Carta de amor ao Alentejo

A propósito da polémica levantada com o seu livro “Alentejo Prometido”, Henrique Raposo escreveu na edição deste sábado do Expresso uma crónica a explicar as suas motivações e justificações. 
HENRIQUE RAPOSO
Expresso, 2016.03.02

Primeira premissa: respeito o Alentejo, toda a minha família é alentejana, os alentejanos terão sempre em mim um aliado contra a parvoíce das anedotas; continuarei a escrever sobre o Alentejo até que os meus antepassados tenham a dignidade literária que merecem. Dignidade, essa, que não existe nas mitologias que se servem do Alentejo, o neorrealismo e a ideologia do turismo que reduz a zona mais interessante e trágica do país a uma espécie de Disneylândia do silêncio. Segunda premissa: escrevo há anos cartas de amor ao Alentejo; sucede que o amor não passa por esconder as partes negras do ente amado. Pelo contrário, só há amor verdadeiro depois de desenterrarmos os fantasmas. Terceira premissa: as redes sociais servem cada vez mais como fator de censura e autocensura do jornalismo que escreve no osso, do pensamento crítico, da liberdade literária. Sei do que falo. Volta e meia, sou usado como homem de palha em autos de fé por essa internet fora. 
Esta semana tudo começou por causa do meu novo livro, “Alentejo Prometido”, uma viagem às minhas raízes alentejanas (região de Santiago do Cacém). Fui ao programa “Irritações” e, em conversa com Pedro Boucherie Mendes, não escondi o lado duro do livro. 
Sim, eu podia ter contextualizado melhor as histórias que contei; falar na TV não é o mesmo que escrever e, às vezes, não percebo isso. Mas, seja como for, nada justifica o ódio internético de milhares de pessoas que nem sequer leram o livro. Nada justifica a intifada, até porque “Alentejo Prometido” não conta nenhuma novidade de fundo, apenas cruza uma história familiar (a minha) com três factos documentadíssimos da história do Alentejo. 
Primeiro: a violência oitocentista demorou imenso tempo a desaparecer no Alentejo; o símbolo deste clima de violência e desconfiança, o maltês, marcou a paisagem alentejana até meados do século XX. O meu bisavô materno foi maltês. 
Segundo: existia uma subcultura de bastardia no Alentejo, fruto de um abjeto marialvismo que via a mulher como propriedade privada dos desejos do homem da casta superior. As minhas avós e bisavós estão entre as vítimas desta violência marialva. Terceiro: o Alentejo, sobretudo o Alentejo litoral, apresenta uma taxa de suicídio altíssima e, acima de tudo, desenvolve uma cultura que romantiza o suicida. Ouvimos a toda a hora coisas como “não estou aqui a fazer nada, vou-me matar”, “aquele matou-se, eu também me matava se me tivesse acontecido o mesmo”. Ora, julgo que tenho o direito de me sentir incomodado e distante em relação a este traço alentejano. 
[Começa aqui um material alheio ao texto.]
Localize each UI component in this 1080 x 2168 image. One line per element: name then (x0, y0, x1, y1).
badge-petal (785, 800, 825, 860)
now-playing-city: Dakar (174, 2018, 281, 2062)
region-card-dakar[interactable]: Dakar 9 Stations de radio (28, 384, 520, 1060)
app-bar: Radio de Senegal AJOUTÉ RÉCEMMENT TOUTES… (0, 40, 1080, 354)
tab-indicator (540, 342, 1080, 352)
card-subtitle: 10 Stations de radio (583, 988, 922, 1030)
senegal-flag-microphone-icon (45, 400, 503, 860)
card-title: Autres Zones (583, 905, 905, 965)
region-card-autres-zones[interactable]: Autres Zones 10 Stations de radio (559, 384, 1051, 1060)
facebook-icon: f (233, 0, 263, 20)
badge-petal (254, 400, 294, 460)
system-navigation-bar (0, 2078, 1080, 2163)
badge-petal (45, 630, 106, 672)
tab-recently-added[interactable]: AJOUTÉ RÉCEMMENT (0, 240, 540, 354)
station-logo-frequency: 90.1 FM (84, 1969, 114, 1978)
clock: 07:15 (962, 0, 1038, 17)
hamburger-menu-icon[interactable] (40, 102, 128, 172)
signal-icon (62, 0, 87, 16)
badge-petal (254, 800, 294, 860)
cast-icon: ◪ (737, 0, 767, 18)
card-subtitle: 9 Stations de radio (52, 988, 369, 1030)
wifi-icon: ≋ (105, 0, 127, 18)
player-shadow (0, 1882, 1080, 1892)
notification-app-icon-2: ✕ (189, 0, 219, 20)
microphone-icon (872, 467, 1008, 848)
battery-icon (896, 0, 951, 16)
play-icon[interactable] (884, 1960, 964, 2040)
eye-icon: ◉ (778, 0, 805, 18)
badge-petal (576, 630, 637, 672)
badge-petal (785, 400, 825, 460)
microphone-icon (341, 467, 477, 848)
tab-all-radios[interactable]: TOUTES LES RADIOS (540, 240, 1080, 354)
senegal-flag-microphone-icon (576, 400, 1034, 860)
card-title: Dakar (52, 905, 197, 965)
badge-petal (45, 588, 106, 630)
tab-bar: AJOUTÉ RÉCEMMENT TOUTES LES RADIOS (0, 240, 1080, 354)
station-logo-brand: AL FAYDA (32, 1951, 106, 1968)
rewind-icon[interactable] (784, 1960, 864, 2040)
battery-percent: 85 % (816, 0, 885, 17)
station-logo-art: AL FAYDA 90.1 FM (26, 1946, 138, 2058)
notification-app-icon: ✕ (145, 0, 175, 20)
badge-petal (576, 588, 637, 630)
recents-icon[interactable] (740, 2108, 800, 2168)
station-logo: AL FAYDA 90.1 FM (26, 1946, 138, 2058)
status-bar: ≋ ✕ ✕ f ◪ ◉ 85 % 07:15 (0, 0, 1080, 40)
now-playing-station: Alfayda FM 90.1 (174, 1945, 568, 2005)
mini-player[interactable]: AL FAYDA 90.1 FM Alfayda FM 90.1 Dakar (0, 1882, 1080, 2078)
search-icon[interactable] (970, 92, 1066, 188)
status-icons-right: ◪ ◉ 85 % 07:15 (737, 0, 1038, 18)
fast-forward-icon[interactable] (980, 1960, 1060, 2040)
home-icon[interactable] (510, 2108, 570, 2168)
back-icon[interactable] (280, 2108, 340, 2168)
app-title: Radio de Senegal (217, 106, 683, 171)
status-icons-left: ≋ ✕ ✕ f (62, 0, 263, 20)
Contudo, isso não significa desrespeito pelo Alentejo. Pelo contrário. “Alentejo Prometido” é uma carta de amor. Sim, é uma carta de separação, mas não deixa de estar ancorada no amor. 
Quem ler o livro não pode duvidar disso. Nem pode duvidar de outra coisa: procuro dar espessura e sofisticação a esta região, que me parece a mais interessante e misteriosa de Portugal; procuro retirar o alentejano da caricatura patusca e mole feita pelo resto do país. Com ou sem intifadas na internet, vou continuar a fazer isto — sem nunca esconder o lado trágico e negro dos meus antepassados.